Ceny energii z fotowoltaiki w Chile spadają do zera

Chile to obecnie jeden z najszybciej rozwijających się rynków fotowoltaicznych na świecie. Potencjał fotowoltaiki w Chile obecnie dobija do ok. 1,5 GW, a – co pokazują giełdowe indeksy cen energii – farmy fotowoltaiczne mogą już produkować tam energię, której w pewnych okresach jest po prostu za dużo. To może zaburzyć dalszy szybki rozwój chilijskiego rynku PV.
Tylko w I kwartale br. w Chile zainstalowano farmy fotowoltaiczne o łącznej mocy 254 MW, a na koniec marca potencjał PV w Chile sięgnął 1,1 GW (całkowity potencjał OZE doszedł do poziomu ok. 2,5 GW). Szacuje się, że w trakcie realizacji są projekty PV o mocy ponad 2 GW.

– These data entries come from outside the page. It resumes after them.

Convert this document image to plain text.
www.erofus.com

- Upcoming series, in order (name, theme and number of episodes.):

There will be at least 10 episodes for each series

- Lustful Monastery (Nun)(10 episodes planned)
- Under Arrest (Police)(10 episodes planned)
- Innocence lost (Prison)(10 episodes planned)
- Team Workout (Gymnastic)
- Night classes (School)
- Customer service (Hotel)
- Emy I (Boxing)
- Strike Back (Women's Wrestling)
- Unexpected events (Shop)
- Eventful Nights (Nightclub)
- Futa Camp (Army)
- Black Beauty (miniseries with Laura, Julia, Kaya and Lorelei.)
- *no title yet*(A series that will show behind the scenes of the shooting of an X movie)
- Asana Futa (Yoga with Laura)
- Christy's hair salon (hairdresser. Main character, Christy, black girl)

W ubiegłym miesiącu w Chile powstała największa na kontynencie południowoamerykańskim farma fotowoltaiczna, której moc wynosi 160 MW i która ma produkować według założeń nawet 400 GWh energii elektrycznej. Inwestycję zrealizował kosztem 270 mln dolarów włoski Enel. Wkrótce jednak w tym kraju powinny powstać jeszcze większe farmy fotowoltaiczne. W przyszłym roku hiszpańska Acciona ma oddać do użytku instalację, która ma kosztować 343 mln dolarów (na stronie hiszpańskiej firmy znajdziemy informację o mocy 196 MW, Bloomberg podaje nawet 247 MW).

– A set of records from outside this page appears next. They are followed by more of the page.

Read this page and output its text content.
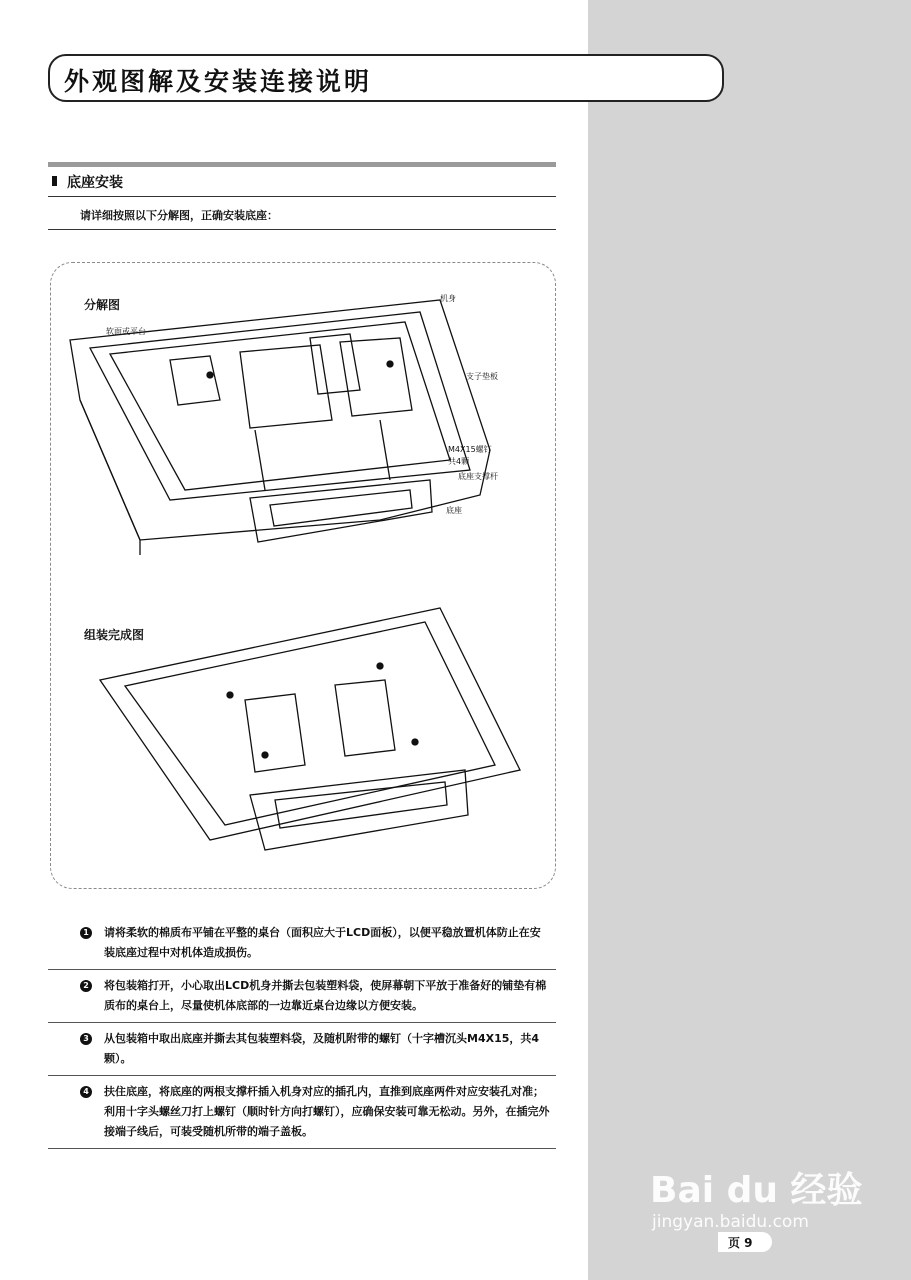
外观图解及安装连接说明
底座安装
请详细按照以下分解图，正确安装底座：
分解图
组装完成图
软面或平台
机身
支子垫板
M4X15螺钉
共4颗
底座支撑杆
底座
1 请将柔软的棉质布平铺在平整的桌台（面积应大于LCD面板），以便平稳放置机体防止在安装底座过程中对机体造成损伤。
2 将包装箱打开，小心取出LCD机身并撕去包装塑料袋，使屏幕朝下平放于准备好的铺垫有棉质布的桌台上，尽量使机体底部的一边靠近桌台边缘以方便安装。
3 从包装箱中取出底座并撕去其包装塑料袋，及随机附带的螺钉（十字槽沉头M4X15，共4颗）。
4 扶住底座，将底座的两根支撑杆插入机身对应的插孔内，直推到底座两件对应安装孔对准；利用十字头螺丝刀打上螺钉（顺时针方向打螺钉），应确保安装可靠无松动。另外，在插完外接端子线后，可装受随机所带的端子盖板。
Bai du 经验
jingyan.baidu.com
页 9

Rynek fotowoltaiczny w Chile od kilku lat przeżywa okres szybkiego rozwoju. Sprzyja temu polityka chilijskich władz, które w OZE widzą szansę na rozwiązanie energetycznych problemów kraju posiadającego niewystarczające moce produkcyjne oraz niedostatecznie rozwiniętą sieć przesyłową.

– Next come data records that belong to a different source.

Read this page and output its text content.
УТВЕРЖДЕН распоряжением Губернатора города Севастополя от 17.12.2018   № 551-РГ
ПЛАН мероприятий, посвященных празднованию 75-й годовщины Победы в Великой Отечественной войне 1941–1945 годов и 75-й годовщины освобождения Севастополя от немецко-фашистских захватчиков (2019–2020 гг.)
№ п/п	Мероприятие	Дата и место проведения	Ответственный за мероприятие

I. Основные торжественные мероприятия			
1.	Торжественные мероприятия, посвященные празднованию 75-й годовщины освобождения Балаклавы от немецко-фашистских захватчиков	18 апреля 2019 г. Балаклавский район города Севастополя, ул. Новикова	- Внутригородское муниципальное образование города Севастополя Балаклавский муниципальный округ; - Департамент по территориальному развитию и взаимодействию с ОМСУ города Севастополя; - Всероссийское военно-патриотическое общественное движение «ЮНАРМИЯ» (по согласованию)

Chilijski rząd wspiera inwestycje w odnawialne źródła energii poprzez system aukcyjny, w którym oferuje inwestorom gwarantowaną na wiele lat, stałą taryfę za energię. Różnica między tą ceną a ceną energii na rynku, jeśli ta druga jest niższa, to premia dla inwestora. W wybranych przypadkach cena energii z farm PV jest sprzedawana nawet bez tej gwarancji, a o przychodzie inwestora decyduje tylko rynek.
Jak zauważa Bloomberg, intensywny rozwój fotowoltaiki w Chile doprowadził już do sytuacji, w której rynkowe ceny energii sprzedawanej z farm fotowoltaicznych spadają do zera. To zły sygnał dla inwestorów i banków.
Bloomberg ocenia, że ile taka sytuacja może być dobra dla konsumentów, to zła wiadomość dla firm zarządzających instalacjami, które walczą o przychody, a także dla deweloperów, którzy szukają finansowania nowych projektów.
Dla przykładu, w regionie Atacama ceny energii w marcu br. nie przekroczyły 60 USD/MWh, podczas gdy w ostatnich aukcjach wywalczona przez inwestorów cena wyniosła minimum 70 USD/MWh.
Dla cen energii na rynku w Chile znaczenie ma fakt, że o ile w ostatnich latach popyt na nią rósł ze względu na szybszy rozwój gospodarczy, o tyle teraz ten rozwój zaczyna zwalniać. To efekt m.in. mniejszego globalnego popytu na miedź, który napędza w znacznym stopniu chilijską gospodarkę.
Znaczenie dla cen energii ma ponadto niedostatecznie rozbudowana sieć energetyczna. Sieci w poszczególnych regionach Chile nie są ze sobą połączone. To ogranicza możliwości sprzedaży energii w innych częściach kraju.
– Ceny energii w Chile będą spadać dopóki nie rozwiąże się problemu infrastruktury. Tej sytuacji można się było spodziewać, jednak działania nie zostały podjęte, infrastruktura nie powstała – komentuje cytowany przez Bloomberga Jose Ignacio Escobar z chilijskiego oddziału hiszpańskiej Acciony.
Ten problem chilijski rząd chce jednak rozwiązać, budując do roku 2017 linię przesyłową długości 3 tys. km, która połączy dwa największe systemy elektroenergetyczne kraju – centralny i północny. Dodatkowe połączenia mają ponadto zrównoważyć rynek w regionach, gdzie energii jest najwięcej.